PIDFile=/apps/awesomeapp/awesomeapp-git/tmp/pids/puma.pid
ExecStart=/bin/bash -l -c 'bundle exec puma -C config/puma.rb'
ExecStop=/bin/bash -l -c 'bundle exec pumactl -F config/puma.rb stop'
ExecReload=/bin/bash -l -c 'bundle exec pumactl -F config/puma.rb phased-restart'
Restart=on-failure

SyslogIdentifier=awesomeapp-puma

[Install]
WantedBy=default.target
puma.service
Puma systemd service run and check

Now you can reboot VM and check that everything up and running.

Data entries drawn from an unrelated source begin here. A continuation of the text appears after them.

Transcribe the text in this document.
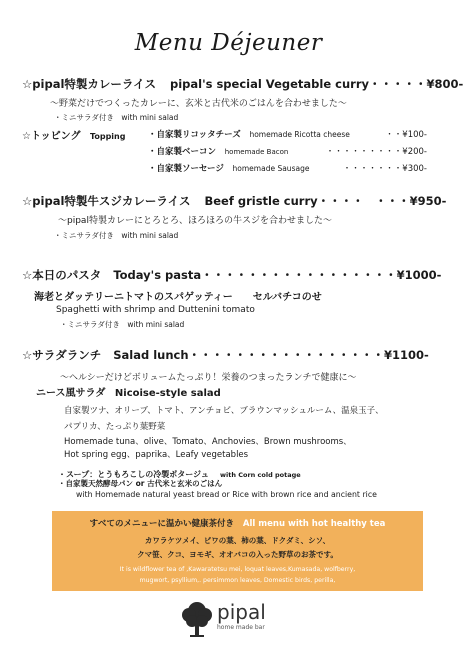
Menu Déjeuner
☆pipal特製カレーライス pipal's special Vegetable curry・・・・・¥800-
〜野菜だけでつくったカレーに、玄米と古代米のごはんを合わせました〜
・ミニサラダ付き　with mini salad
☆トッピング Topping	・自家製リコッタチーズ homemade Ricotta cheese	・・¥100-
・自家製ベーコン homemade Bacon	・・・・・・・・・¥200-
・自家製ソーセージ homemade Sausage	・・・・・・・¥300-
☆pipal特製牛スジカレーライス Beef gristle curry・・・・　・・・¥950-
〜pipal特製カレーにとろとろ、ほろほろの牛スジを合わせました〜
・ミニサラダ付き　with mini salad
☆本日のパスタ Today's pasta・・・・・・・・・・・・・・・・・¥1000-
海老とダッテリーニトマトのスパゲッティー　　セルバチコのせ
Spaghetti with shrimp and Duttenini tomato
・ミニサラダ付き　with mini salad
☆サラダランチ Salad lunch・・・・・・・・・・・・・・・・・¥1100-
〜ヘルシーだけどボリュームたっぷり！栄養のつまったランチで健康に〜
ニース風サラダ Nicoise-style salad
自家製ツナ、オリーブ、トマト、アンチョビ、ブラウンマッシュルーム、温泉玉子、
パプリカ、たっぷり葉野菜
Homemade tuna、olive、Tomato、Anchovies、Brown mushrooms、
Hot spring egg、paprika、Leafy vegetables
・スープ：とうもろこしの冷製ポタージュ with Corn cold potage
・自家製天然酵母パン or 古代米と玄米のごはん
with Homemade natural yeast bread or Rice with brown rice and ancient rice
すべてのメニューに温かい健康茶付き All menu with hot healthy tea
カワラケツメイ、ビワの葉、柿の葉、ドクダミ、シソ、
クマ笹、クコ、ヨモギ、オオバコの入った野草のお茶です。
It is wildflower tea of ,Kawaratetsu mei, loquat leaves,Kumasada, wolfberry,
mugwort, psyllium,. persimmon leaves, Domestic birds, perilla,
pipal
home made bar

All commands with comments.

Unicorn:

# check unicorn.service status
systemctl --user status unicorn

# start unicorn.service
systemctl --user start unicorn

# start unicorn.service on VM boot
systemctl --user enable unicorn

# disable starting unicorn.service on VM boot
systemctl --user disable unicorn

# restart unicorn.service
systemctl --user restart unicorn

# graceful restart unicorn.service
systemctl --user reload unicorn

# stop unicorn.service
systemctl --user stop unicorn

Puma:

# check puma.service status
systemctl --user status puma

# start puma.service
systemctl --user start puma

# start puma.service on VM boot
systemctl --user enable puma

# disable starting puma.service on VM boot
systemctl --user disable puma

# restart puma.service
systemctl --user restart puma

# graceful restart puma.service
systemctl --user reload puma

# stop puma.service
systemctl --user stop puma

That’s it for today. Puma and Unicorn configs are for the sample app, for production purposes, you definitely must adopt to needs and load.